Run a 50-miler and you won't even think about feeling tired until 30 miles or more. Yet with the same fitness levels, when you run a five-miler I bet you'll be feeling a bit tired at just four miles. All because you're near the finish.

The same the happens with the our perception of age and your approach here can be transformative.

Currently, average life expectancy in the UK is 79 for men and 83 for women. This makes it all too easy to think of popping your clogs at 80 as normal. Think like this and at 40 you're halfway (and onto the downward slope), at 50 you're beyond middle age, and at 60, heck, better start measuring up that coffin! 

But 80's only an average. In other news, the number of people living over 100 is soaring. 

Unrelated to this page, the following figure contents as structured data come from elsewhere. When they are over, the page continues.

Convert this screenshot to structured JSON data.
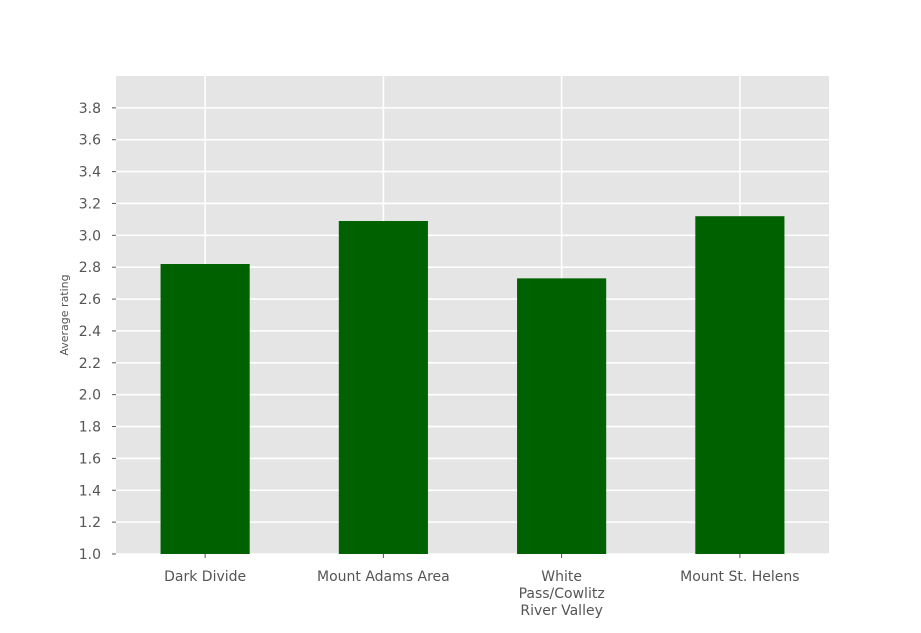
{
  "chart_data": {
    "type": "bar",
    "title": "",
    "xlabel": "",
    "ylabel": "Average rating",
    "categories": [
      "Dark Divide",
      "Mount Adams Area",
      "White Pass/Cowlitz River Valley",
      "Mount St. Helens"
    ],
    "category_label_lines": [
      [
        "Dark Divide"
      ],
      [
        "Mount Adams Area"
      ],
      [
        "White",
        "Pass/Cowlitz",
        "River Valley"
      ],
      [
        "Mount St. Helens"
      ]
    ],
    "values": [
      2.82,
      3.09,
      2.73,
      3.12
    ],
    "ylim": [
      1.0,
      4.0
    ],
    "yticks": [
      "1.0",
      "1.2",
      "1.4",
      "1.6",
      "1.8",
      "2.0",
      "2.2",
      "2.4",
      "2.6",
      "2.8",
      "3.0",
      "3.2",
      "3.4",
      "3.6",
      "3.8"
    ],
    "grid": true,
    "legend": "none",
    "colors": {
      "bar": "#006100",
      "plot_background": "#e5e5e5",
      "grid": "#ffffff",
      "text": "#555555"
    }
  }
}
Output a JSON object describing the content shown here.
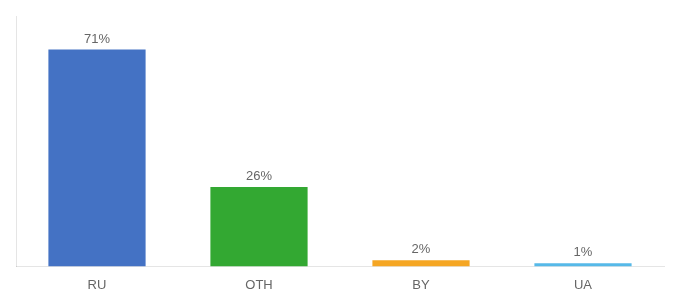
{
  "chart_data": {
    "type": "bar",
    "categories": [
      "RU",
      "OTH",
      "BY",
      "UA"
    ],
    "values": [
      71,
      26,
      2,
      1
    ],
    "value_labels": [
      "71%",
      "26%",
      "2%",
      "1%"
    ],
    "colors": [
      "#4472c4",
      "#33a832",
      "#f5a623",
      "#56b9e8"
    ],
    "ylim": [
      0,
      82
    ],
    "data_labels": true,
    "tick_labels": "x",
    "grid": false
  }
}
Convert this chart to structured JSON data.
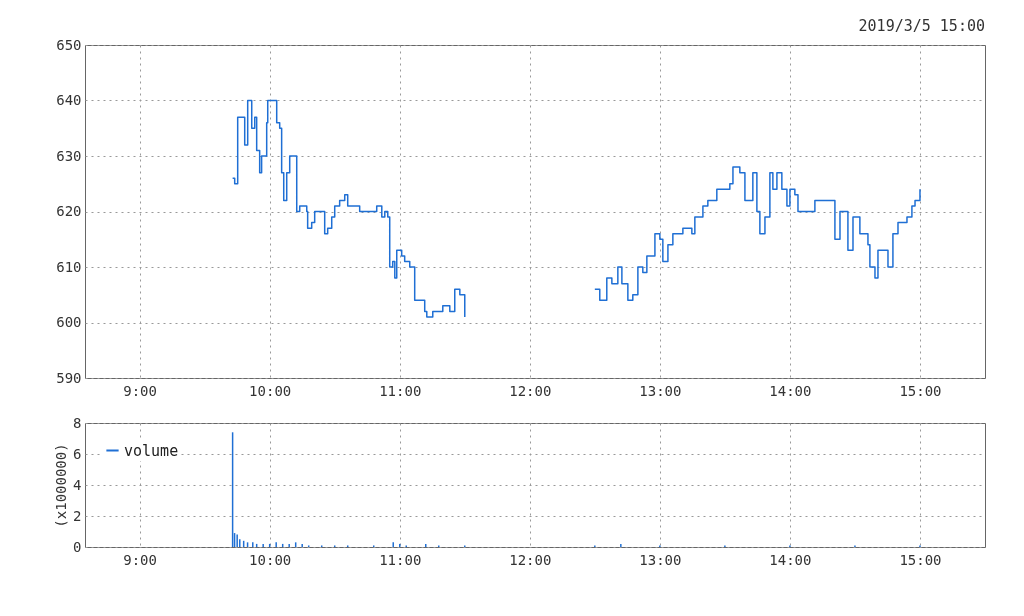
{
  "chart_data": [
    {
      "type": "step",
      "title": "2019/3/5 15:00",
      "xlim": [
        8.58,
        15.5
      ],
      "ylim": [
        590,
        650
      ],
      "yticks": [
        590,
        600,
        610,
        620,
        630,
        640,
        650
      ],
      "xticks": [
        {
          "value": 9,
          "label": "9:00"
        },
        {
          "value": 10,
          "label": "10:00"
        },
        {
          "value": 11,
          "label": "11:00"
        },
        {
          "value": 12,
          "label": "12:00"
        },
        {
          "value": 13,
          "label": "13:00"
        },
        {
          "value": 14,
          "label": "14:00"
        },
        {
          "value": 15,
          "label": "15:00"
        }
      ],
      "grid": true,
      "series": [
        {
          "color": "#1f6fd4",
          "x": [
            9.715,
            9.731,
            9.754,
            9.808,
            9.831,
            9.862,
            9.885,
            9.9,
            9.923,
            9.938,
            9.977,
            9.985,
            10.038,
            10.054,
            10.077,
            10.092,
            10.108,
            10.131,
            10.154,
            10.192,
            10.208,
            10.231,
            10.285,
            10.292,
            10.323,
            10.346,
            10.4,
            10.423,
            10.446,
            10.477,
            10.5,
            10.538,
            10.577,
            10.6,
            10.654,
            10.692,
            10.746,
            10.792,
            10.823,
            10.862,
            10.885,
            10.908,
            10.923,
            10.946,
            10.962,
            10.977,
            11.015,
            11.038,
            11.077,
            11.115,
            11.154,
            11.192,
            11.208,
            11.254,
            11.308,
            11.331,
            11.385,
            11.423,
            11.462,
            11.5,
            12.0,
            12.5,
            12.538,
            12.592,
            12.631,
            12.677,
            12.708,
            12.754,
            12.792,
            12.831,
            12.869,
            12.9,
            12.962,
            13.0,
            13.023,
            13.062,
            13.1,
            13.177,
            13.246,
            13.269,
            13.331,
            13.369,
            13.438,
            13.485,
            13.538,
            13.562,
            13.615,
            13.654,
            13.708,
            13.715,
            13.746,
            13.769,
            13.808,
            13.846,
            13.869,
            13.9,
            13.938,
            13.977,
            14.0,
            14.038,
            14.062,
            14.138,
            14.192,
            14.285,
            14.346,
            14.385,
            14.446,
            14.485,
            14.538,
            14.6,
            14.615,
            14.654,
            14.677,
            14.731,
            14.754,
            14.792,
            14.831,
            14.9,
            14.938,
            14.962,
            15.0
          ],
          "values": [
            626,
            625,
            637,
            632,
            640,
            635,
            637,
            631,
            627,
            630,
            636,
            640,
            640,
            636,
            635,
            627,
            622,
            627,
            630,
            630,
            620,
            621,
            620,
            617,
            618,
            620,
            620,
            616,
            617,
            619,
            621,
            622,
            623,
            621,
            621,
            620,
            620,
            620,
            621,
            619,
            620,
            619,
            610,
            611,
            608,
            613,
            612,
            611,
            610,
            604,
            604,
            602,
            601,
            602,
            602,
            603,
            602,
            606,
            605,
            601,
            null,
            606,
            604,
            608,
            607,
            610,
            607,
            604,
            605,
            610,
            609,
            612,
            616,
            615,
            611,
            614,
            616,
            617,
            616,
            619,
            621,
            622,
            624,
            624,
            625,
            628,
            627,
            622,
            622,
            627,
            620,
            616,
            619,
            627,
            624,
            627,
            624,
            621,
            624,
            623,
            620,
            620,
            622,
            622,
            615,
            620,
            613,
            619,
            616,
            614,
            610,
            608,
            613,
            613,
            610,
            616,
            618,
            619,
            621,
            622,
            624
          ]
        }
      ]
    },
    {
      "type": "bar",
      "ylabel": "(x1000000)",
      "xlim": [
        8.58,
        15.5
      ],
      "ylim": [
        0,
        8
      ],
      "yticks": [
        0,
        2,
        4,
        6,
        8
      ],
      "xticks": [
        {
          "value": 9,
          "label": "9:00"
        },
        {
          "value": 10,
          "label": "10:00"
        },
        {
          "value": 11,
          "label": "11:00"
        },
        {
          "value": 12,
          "label": "12:00"
        },
        {
          "value": 13,
          "label": "13:00"
        },
        {
          "value": 14,
          "label": "14:00"
        },
        {
          "value": 15,
          "label": "15:00"
        }
      ],
      "grid": true,
      "legend": "top left",
      "series": [
        {
          "name": "volume",
          "color": "#1f6fd4",
          "x": [
            9.715,
            9.73,
            9.75,
            9.77,
            9.8,
            9.83,
            9.87,
            9.9,
            9.95,
            10.0,
            10.05,
            10.1,
            10.15,
            10.2,
            10.25,
            10.3,
            10.4,
            10.5,
            10.6,
            10.8,
            10.95,
            11.0,
            11.05,
            11.2,
            11.3,
            11.5,
            12.5,
            12.7,
            13.0,
            13.5,
            14.0,
            14.5,
            15.0
          ],
          "values": [
            7.4,
            0.9,
            0.8,
            0.5,
            0.4,
            0.3,
            0.3,
            0.2,
            0.2,
            0.2,
            0.3,
            0.2,
            0.2,
            0.3,
            0.2,
            0.1,
            0.1,
            0.1,
            0.1,
            0.1,
            0.3,
            0.2,
            0.1,
            0.2,
            0.1,
            0.1,
            0.1,
            0.2,
            0.1,
            0.1,
            0.1,
            0.1,
            0.1
          ]
        }
      ]
    }
  ]
}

Now if you assume 100 is your end game, not 80, 40 becomes positively youthful, 50 is barely halfway and 60 is still happily middle-aged.

Peak fitness at any age

"And next week I'm running across Paraguay to celebrate turning 137". If you want to reject middle age, choose your finish line and make it ambitious, don't let averages drag you down

If you're reading this you're clearly taking a positive interest in living to your full potential. You are already anything but average, so don't settle for that average finish line either. 

Here at 33 we're all putting our finish lines at 120, taking inspiration from the legendary Japanese doctor Shigeaki Hinohara who, aged 104 in 2016 set himself a target of being at the Tokyo Olympics in 2020 (spectating, not competing - even positive thinking has its limits.

He died a year later at 105 proving these goals are only that (in life as in in races DNFs are inevitable), but it's safe to bet his lofty finish line gave him a high quality 20-plus years above ground.

Peak fitness at any age: conclusion

Parting words go to the most excellent Charles Eugster, octogenarian bodybuilder and 90-year old sprint champion who memorably said "You can rebuild your body at any age, you can learn something new at any age, you can start a new life at any age"

Age and performance are all in the mind. So where will you set your goalposts?